4.12 The Geometric Distribution

4 min read•december 31, 2022

Kanya Shah

Jed Quiaoit

AP Statistics 📊

265 resources

See Units

A geometric random variable is a type of discrete random variable that is used to model the number of trials needed to achieve the first success in a sequence of independent trials. Each trial has two possible outcomes: success or failure, with probability p and 1 - p, respectively. The probability distribution of Y is a geometric distribution with probability p of success on any trial, where the possible values of Y are 1, 2, 3, … n. ❤️

For example, suppose you are trying to find the number of coin flips needed to get the first heads. In this case, X is a geometric random variable that represents the number of flips needed to get the first heads. The probability of success (getting a heads) is p = 0.5, and the probability of failure (getting a tails) is 1 - p = 0.5.

Binomial vs. Geometric: Spot the Difference!

Wait, but doesn't the description above look exactly like the set-up for binomial distributions? 😱

Well, the main difference between binomial and geometric random variables is the type of outcome they are used to model.

A binomial random variable is used to model the number of successes in a fixed number of trials
A geometric random variable is used to model the number of trials needed to achieve the first success.

Here are some examples to help illustrate the difference between binomial and geometric random variables:

Situation 1: Flipping a coin 10 times and counting the number of heads

In this example, you are performing a fixed number of trials (10 flips) and counting the number of successes (heads).
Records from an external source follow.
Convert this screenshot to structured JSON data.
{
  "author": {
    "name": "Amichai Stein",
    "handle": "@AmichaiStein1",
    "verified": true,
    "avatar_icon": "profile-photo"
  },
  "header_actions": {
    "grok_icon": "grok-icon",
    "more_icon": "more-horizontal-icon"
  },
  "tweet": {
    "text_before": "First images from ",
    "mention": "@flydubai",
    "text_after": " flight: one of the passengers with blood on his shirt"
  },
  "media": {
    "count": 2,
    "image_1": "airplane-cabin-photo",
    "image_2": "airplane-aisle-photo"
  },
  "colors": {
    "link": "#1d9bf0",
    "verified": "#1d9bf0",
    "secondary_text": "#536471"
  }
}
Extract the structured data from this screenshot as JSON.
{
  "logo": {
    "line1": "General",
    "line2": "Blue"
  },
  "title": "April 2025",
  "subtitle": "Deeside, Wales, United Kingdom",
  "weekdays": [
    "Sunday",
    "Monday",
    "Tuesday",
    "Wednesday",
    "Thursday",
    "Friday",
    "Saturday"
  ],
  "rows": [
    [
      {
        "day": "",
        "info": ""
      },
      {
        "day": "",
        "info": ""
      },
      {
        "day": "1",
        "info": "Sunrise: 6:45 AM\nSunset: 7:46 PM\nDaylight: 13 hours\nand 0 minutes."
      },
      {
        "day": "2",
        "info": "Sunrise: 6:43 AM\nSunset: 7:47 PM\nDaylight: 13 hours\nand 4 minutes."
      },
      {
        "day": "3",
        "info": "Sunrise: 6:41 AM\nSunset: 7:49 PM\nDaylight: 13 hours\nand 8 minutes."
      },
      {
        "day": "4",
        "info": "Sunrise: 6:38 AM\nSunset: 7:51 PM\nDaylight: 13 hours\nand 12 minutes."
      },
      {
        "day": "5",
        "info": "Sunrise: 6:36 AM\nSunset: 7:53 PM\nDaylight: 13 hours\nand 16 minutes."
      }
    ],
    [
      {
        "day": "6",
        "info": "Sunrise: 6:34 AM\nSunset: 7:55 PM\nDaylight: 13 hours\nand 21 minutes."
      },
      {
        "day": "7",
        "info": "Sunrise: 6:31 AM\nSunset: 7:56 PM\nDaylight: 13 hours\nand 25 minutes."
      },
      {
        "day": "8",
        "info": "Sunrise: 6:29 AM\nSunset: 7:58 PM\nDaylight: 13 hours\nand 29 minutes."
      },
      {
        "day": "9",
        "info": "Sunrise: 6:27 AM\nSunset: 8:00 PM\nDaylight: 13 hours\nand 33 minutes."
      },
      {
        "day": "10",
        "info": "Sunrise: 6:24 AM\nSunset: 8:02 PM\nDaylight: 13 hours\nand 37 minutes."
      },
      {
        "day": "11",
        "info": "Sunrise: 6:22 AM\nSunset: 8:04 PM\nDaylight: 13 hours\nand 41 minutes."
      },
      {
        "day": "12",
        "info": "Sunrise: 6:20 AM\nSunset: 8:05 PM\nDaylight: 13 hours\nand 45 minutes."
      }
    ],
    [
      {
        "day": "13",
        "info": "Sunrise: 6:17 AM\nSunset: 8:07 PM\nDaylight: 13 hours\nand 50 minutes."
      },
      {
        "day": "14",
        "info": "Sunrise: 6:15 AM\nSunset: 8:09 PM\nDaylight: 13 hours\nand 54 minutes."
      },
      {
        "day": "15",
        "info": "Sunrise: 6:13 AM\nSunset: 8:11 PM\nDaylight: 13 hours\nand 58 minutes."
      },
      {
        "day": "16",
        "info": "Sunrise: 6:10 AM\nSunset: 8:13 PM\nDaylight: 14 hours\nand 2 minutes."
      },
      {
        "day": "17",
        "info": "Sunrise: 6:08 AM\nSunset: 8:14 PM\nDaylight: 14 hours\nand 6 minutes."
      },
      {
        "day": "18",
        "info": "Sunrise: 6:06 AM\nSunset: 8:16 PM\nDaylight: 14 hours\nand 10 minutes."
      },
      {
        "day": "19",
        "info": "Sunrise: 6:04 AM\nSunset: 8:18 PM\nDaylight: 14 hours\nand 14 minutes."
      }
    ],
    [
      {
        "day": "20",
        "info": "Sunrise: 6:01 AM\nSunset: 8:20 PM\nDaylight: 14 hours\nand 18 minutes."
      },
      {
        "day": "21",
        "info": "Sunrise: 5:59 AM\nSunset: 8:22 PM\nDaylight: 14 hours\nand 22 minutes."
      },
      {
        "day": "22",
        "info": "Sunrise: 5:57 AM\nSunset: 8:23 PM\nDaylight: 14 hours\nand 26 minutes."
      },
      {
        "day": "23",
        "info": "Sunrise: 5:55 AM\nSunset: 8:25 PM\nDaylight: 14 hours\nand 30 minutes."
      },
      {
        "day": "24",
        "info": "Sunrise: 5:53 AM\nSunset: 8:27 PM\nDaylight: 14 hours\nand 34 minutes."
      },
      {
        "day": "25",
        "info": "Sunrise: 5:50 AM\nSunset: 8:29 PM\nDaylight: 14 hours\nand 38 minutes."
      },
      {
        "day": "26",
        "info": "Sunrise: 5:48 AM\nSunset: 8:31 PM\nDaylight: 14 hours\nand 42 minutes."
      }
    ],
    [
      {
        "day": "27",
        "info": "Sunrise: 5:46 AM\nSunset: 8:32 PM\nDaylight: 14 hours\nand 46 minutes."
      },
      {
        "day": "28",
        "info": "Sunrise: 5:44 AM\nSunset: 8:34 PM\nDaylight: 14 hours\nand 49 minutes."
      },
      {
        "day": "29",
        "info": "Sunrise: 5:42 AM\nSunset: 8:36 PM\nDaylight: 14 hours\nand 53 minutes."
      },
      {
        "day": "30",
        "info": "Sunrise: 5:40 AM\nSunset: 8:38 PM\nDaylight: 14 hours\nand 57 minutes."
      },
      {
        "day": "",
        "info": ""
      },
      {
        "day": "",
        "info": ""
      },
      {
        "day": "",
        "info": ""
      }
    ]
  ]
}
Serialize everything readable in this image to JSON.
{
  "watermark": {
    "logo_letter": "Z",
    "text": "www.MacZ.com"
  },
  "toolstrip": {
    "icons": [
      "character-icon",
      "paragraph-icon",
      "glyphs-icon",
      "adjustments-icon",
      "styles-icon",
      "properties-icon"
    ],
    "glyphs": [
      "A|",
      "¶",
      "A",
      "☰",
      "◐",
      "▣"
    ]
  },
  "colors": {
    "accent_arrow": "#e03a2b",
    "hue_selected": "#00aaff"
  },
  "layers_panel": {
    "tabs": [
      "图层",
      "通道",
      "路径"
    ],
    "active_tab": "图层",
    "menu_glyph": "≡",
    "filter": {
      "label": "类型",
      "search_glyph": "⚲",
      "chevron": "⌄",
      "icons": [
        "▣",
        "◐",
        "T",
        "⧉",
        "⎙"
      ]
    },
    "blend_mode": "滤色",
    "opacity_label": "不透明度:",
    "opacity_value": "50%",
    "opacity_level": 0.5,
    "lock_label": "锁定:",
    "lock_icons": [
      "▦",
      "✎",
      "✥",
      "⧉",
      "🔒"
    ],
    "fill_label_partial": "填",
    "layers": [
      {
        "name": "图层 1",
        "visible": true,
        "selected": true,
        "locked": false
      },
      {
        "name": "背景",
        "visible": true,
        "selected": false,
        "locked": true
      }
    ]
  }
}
The random variable X would be a binomial random variable with parameters n = 10 and p = 0.5 (assuming the coin is fair).

Situation 2: Flipping a coin until you get the first heads

In this example, you are performing a sequence of trials (coin flips) until you achieve the first success (heads). The random variable X would be a geometric random variable with probability p = 0.5 (assuming the coin is fair).

Calculating Probabilities

If a random variable Y follows a geometric distribution with probability p of success on each trial, then the possible values of Y are 1, 2, 3, ..., representing the number of trials needed to achieve the first success. To calculate the probability of a specific value k, you can use the probability function of the geometric distribution. The probability mass function of the geometric distribution is given by:

P(Y=k) = (1-p)^(k-1) * p

For example, if Y is a geometric random variable with probability p = 0.5 of success on each trial, then the probability of Y being equal to 3 (that is, the probability of needing 3 trials to achieve the first success) is:

P(Y=3) = (1-p)^(3-1) * p = (1-0.5)^(3-1) * 0.5 = 0.25 * 0.5 = 0.125

You can also use the cumulative distribution function (CDF) or the probability density function (PDF) of the geometric distribution to calculate probabilities. When using technology, the CDF of the geometric distribution (geometricCDF) gives the probability of Y being less than or equal to a specific value k, while the PDF (geometricPDF) gives the probability of Y being equal to a specific value k. 📱

Source: College Board (AP Statistics Formulas and Tables)

Shape, Center, and Variability

The mean and standard deviation of a geometric random variable Y can be calculated using the following formulas:

Mean -- The mean (expected value) of a geometric random variable Y, which represents the number of trials needed to achieve the first success with probability p of success on each trial, is given by: mean = E(Y) = 1/p
Standard deviation -- The standard deviation of a geometric random variable Y, which represents the number of trials needed to achieve the first success with probability p of success on each trial, is given by: standard deviation = σy = sqrt((1-p)/p)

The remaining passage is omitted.